Là se situe une importante différence avec le droit français. D’une façon concrète, cette différence est à l’image même de celle qui existe sur les autoroutes ! Prenons le cas allemand : avant la sortie d’autoroute, un panneau indicateur mentionnera les directions que l’on peut prendre à la prochaine sortie ; il faut être extrêmement attentif à ces indications qui ne se renouvelleront pas ensuite, c’est-à-dire comme en France, tout près de la sortie elle-même ... Pas de seconde chance donc !

Or, dans la configuration française légale actuelle, l’étranger pris en situation d’illégalité, se verra dans un premier temps notifier un refus de séjour, puis quelque temps plus tard, une RF indépendante, fondée sur le refus, et lui précisant ... « la direction de la sortie » (avec le pays de destination), au cas où il n’aurait pas compris la signification du refus de séjour.

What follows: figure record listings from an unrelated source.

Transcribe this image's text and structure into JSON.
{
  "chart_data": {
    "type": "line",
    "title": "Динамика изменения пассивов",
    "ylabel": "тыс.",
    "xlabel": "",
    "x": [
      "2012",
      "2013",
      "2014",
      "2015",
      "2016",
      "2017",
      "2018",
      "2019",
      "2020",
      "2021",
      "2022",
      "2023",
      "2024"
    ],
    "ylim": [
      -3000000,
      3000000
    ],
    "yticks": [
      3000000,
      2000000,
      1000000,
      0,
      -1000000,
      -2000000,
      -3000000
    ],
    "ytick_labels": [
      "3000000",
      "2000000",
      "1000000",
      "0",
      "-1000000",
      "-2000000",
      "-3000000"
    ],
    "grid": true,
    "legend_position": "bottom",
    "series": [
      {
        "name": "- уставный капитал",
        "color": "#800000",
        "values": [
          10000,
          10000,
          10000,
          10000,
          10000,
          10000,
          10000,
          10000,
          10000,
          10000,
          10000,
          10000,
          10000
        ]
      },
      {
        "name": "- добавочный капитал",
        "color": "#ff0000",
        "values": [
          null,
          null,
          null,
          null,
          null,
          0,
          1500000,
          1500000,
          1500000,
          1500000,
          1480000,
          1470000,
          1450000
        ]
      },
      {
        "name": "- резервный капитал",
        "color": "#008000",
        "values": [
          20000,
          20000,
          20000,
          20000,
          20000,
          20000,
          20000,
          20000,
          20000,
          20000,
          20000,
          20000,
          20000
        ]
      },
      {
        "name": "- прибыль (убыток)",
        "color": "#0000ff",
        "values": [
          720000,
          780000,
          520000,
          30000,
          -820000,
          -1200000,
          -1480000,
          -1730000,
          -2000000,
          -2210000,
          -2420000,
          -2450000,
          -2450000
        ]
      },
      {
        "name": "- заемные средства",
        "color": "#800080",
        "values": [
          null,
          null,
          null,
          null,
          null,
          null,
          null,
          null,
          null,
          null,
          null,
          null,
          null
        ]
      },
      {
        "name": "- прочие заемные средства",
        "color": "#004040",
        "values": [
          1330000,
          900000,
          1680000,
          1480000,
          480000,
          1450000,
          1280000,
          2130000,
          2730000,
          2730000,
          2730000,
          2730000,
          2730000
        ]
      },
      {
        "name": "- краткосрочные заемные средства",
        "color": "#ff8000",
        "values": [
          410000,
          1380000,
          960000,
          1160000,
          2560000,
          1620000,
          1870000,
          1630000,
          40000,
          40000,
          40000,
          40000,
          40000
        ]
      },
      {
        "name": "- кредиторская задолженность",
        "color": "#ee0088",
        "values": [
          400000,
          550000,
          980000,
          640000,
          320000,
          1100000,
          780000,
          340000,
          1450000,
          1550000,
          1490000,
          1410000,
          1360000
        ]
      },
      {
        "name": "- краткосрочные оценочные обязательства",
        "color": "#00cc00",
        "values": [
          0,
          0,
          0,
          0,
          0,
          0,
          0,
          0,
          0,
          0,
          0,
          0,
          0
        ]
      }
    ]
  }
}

On voit bien dès lors, que la réunion des trois volets (généralement) en une seule décision, correspond à un formalisme moindre : si l’étranger n’a pas attaqué la décision de refus de TS comprenant également l’OQTA et la RF, dans le délai d’un mois, en introduisant un « contredit », puis une requête auprès du TA, il ne pourra plus, par la suite, contester cette décision, devenue définitive. Une seule indication, pas davantage.

Ce type de procédure répond ainsi à une exigence d’efficacité, non seulement pour l’administration elle-même, qui peut à tout moment (sous réserve de l’effet suspensif demandé ou pas) mettre à exécution la RF, sans le formalisme supplémentaire français de l’APRF (arrêté préfectoral de reconduite à la frontière), mais également pour le juge, qui se prononcera, le cas échéant, sur une seule décision, et dans des conditions bien différentes de la « version française ».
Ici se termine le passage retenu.